この世界にどれだけの魔石があるか知らないが、前世の知識のある僕がもし本気で魔法の代わりになり得る物を作り出したとしたら……怖ろしいことになる。
うん……、自重しよう。
僕は野球がしたいだけだしね。
ということで、僕がリティスに伝えた魔石の配分は、火の赤魔石に風の白魔石強で火炎杖を造り、研磨の土魔石強と風の白魔石強で斬撃を飛ばす風刃剣を造ること。
そしてもう一つ。癒しの黄魔石強と水の青魔石で回復ポーションができることだ。
もちろん三つめは難しいと思うが、僕が本当に伝えたかったことは、黄魔石に癒しの効果があるということ。
どうやら今までは光しかないものと考えられていたらしく、効果の無いものは不良品と判断され廃棄されていたらしい。これはとんでもなく勿体ないことだと思う。
というのも、魔石は時間の経過で効果が失われる性質を持ち、使わなくてもいずれはただの石へと変わるのだ。

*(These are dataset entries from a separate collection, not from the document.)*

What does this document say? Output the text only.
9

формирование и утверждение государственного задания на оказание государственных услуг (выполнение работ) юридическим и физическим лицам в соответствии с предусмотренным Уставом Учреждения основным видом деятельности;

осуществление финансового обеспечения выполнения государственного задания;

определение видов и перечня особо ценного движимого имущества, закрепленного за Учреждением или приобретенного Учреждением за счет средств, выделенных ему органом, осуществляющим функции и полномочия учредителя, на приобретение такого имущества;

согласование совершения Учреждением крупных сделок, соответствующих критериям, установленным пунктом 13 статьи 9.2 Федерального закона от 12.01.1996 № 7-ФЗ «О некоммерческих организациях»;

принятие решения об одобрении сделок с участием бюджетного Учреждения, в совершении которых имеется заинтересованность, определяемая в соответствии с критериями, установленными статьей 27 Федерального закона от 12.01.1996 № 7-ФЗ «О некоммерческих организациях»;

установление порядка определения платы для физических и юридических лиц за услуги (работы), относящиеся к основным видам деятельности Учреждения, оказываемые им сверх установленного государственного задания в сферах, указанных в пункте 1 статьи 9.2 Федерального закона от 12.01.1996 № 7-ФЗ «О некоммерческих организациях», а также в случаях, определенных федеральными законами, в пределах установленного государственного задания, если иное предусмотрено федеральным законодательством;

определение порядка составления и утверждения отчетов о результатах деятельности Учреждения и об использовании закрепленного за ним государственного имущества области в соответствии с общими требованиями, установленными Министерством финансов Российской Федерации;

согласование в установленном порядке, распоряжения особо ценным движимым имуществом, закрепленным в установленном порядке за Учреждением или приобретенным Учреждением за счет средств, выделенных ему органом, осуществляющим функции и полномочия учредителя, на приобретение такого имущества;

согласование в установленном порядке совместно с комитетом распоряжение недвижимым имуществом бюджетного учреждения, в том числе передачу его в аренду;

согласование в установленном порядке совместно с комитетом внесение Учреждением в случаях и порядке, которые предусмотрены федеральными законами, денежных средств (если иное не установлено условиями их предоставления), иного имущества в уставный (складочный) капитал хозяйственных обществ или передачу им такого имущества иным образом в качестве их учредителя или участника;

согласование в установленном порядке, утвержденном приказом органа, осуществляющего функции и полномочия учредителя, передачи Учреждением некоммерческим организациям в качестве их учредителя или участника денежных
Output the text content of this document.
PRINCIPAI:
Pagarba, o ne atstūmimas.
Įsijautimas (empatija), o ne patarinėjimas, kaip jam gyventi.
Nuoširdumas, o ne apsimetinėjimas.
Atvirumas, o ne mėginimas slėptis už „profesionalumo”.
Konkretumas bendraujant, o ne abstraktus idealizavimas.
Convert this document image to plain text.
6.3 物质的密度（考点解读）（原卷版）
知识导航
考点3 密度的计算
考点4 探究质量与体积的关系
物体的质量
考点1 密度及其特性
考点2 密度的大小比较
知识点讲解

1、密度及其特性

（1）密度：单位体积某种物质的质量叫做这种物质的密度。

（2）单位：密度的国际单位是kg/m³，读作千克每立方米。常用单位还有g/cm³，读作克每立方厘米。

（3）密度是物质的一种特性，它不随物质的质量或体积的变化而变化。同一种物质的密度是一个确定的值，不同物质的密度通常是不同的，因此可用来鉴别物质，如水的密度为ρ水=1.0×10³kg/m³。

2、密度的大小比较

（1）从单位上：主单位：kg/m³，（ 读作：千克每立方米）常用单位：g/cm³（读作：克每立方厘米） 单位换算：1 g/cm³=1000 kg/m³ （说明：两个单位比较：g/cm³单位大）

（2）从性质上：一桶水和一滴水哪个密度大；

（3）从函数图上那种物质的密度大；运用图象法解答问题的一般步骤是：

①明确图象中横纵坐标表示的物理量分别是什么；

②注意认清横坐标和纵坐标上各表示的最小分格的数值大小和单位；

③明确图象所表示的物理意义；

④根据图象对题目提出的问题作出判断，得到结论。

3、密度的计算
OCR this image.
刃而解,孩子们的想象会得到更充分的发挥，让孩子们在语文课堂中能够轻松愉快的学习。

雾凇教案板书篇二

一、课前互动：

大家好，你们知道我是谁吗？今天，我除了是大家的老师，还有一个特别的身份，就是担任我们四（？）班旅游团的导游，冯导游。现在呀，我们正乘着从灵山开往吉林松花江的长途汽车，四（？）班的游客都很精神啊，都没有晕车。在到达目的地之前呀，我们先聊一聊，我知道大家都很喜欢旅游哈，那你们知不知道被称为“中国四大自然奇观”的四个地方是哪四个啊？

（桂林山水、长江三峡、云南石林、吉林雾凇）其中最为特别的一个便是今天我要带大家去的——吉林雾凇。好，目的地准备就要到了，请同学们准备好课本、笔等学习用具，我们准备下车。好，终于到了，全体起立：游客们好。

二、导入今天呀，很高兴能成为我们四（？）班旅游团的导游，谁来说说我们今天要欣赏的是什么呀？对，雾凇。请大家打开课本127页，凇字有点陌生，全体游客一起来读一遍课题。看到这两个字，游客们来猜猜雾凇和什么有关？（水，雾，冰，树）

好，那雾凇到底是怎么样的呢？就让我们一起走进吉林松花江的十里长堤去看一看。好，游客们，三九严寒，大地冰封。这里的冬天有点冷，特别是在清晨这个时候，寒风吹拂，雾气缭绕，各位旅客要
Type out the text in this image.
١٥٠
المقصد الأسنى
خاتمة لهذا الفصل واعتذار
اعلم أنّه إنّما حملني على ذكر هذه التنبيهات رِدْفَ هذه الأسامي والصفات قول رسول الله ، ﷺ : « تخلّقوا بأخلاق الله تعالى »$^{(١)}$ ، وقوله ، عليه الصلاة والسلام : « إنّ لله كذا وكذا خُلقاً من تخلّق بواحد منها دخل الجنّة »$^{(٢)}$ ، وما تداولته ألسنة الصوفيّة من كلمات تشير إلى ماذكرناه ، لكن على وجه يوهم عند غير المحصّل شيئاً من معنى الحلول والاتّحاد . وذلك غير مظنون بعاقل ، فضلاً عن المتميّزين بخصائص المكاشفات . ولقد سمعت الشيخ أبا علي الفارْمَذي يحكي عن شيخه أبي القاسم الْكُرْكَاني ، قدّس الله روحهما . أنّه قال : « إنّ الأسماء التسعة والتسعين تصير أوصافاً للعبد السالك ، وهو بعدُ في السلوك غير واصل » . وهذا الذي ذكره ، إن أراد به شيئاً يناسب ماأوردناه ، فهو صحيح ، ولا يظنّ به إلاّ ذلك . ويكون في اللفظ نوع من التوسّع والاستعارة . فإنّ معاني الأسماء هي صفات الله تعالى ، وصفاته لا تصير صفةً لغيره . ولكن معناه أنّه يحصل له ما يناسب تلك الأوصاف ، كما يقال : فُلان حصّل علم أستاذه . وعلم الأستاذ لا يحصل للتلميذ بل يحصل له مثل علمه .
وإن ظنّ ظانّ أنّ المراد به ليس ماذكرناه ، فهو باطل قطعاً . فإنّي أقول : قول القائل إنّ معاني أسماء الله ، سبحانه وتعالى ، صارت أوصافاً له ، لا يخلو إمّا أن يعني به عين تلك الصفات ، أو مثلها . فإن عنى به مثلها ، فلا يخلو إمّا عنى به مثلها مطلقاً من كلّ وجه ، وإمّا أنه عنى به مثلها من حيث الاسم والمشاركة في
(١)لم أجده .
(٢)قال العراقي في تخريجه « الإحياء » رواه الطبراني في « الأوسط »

その使用期限がどの程度かは不明だが、廃棄されていた黄魔石のほとんどが石ころとなっていた。
残った僅かな黄魔石をリティスが入手。兄ゲイルに手伝ってもらい実験してみたところ、わざと手に付けた傷もたちどころに治ったという。
ふふふ、癒しの黄魔石が証明された瞬間であった。
これで今後黄魔石は光と癒しに分けられて保存され、安定的な供給がなされれば安泰だが、もともと廃棄されていた黄魔石は数が少ないらしく、また所持している魔物も限定的であるため確保は難しいようだ。
まあ、ゲームでも癒しの杖はレアな装備であるし、量産は難しいのだろう。
それでも明るい未来が開けたと思えば、良しとするしかない。うん、うん。
なんてことを考えていると、僕を呼ぶメアリーの声が聞こえてきた。
「マルクスさま、妄想はお済みですか?」
「あ、うん……」
「はい、それは良かったです。只今、ヒューイ様が参られておりますので、お通ししてもよろしいでしょうか?」
「え、ほんと! すぐに通して」
僕はヒューイとの久々の再会が楽しみで、立ち上がったまま彼を出迎えてしまうのだった。